Famille-verte, sometimes known as wucai, sees further sophistication during the Kangxi reign with added variety in shapes and design. The Kangxi Emperor was less intrigued by archaism than his successors, many designs during this period came from woodblock prints inspired by Ming novels such as 'Romance of the Three Kingdoms' and 'Romance of the Western Chamber', presented in panels. Examples of Yenyen vases with naturalistic rendering of a continuous landscape are rare, and this present vase with scenes from nature adheres closely to realism, with alluring measure and restraint.

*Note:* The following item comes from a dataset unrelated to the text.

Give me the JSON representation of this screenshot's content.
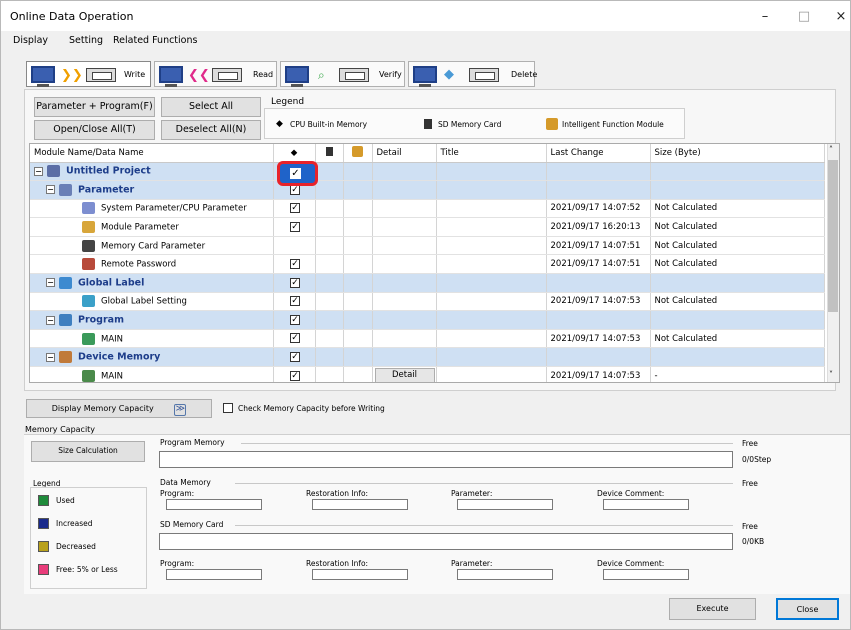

See an example of very similar shape and quality from the Palace Museum, Beijing, but with lotus flowers, illustrated in Kangxi, Yongzheng, Qianlong, Qing porcelain from the Palace Museum Collection, Forbidden City Publishing House, 1989, p.53, pl.36, described as a 'phoenix-tail'-shaped zun. Compare also a vase of this form with related decoration in the Umezawa Kinenkan, Tokyo, illustrated in Nakano, The Panoramic Views of Chinese Patterns, 1985, pl. 142.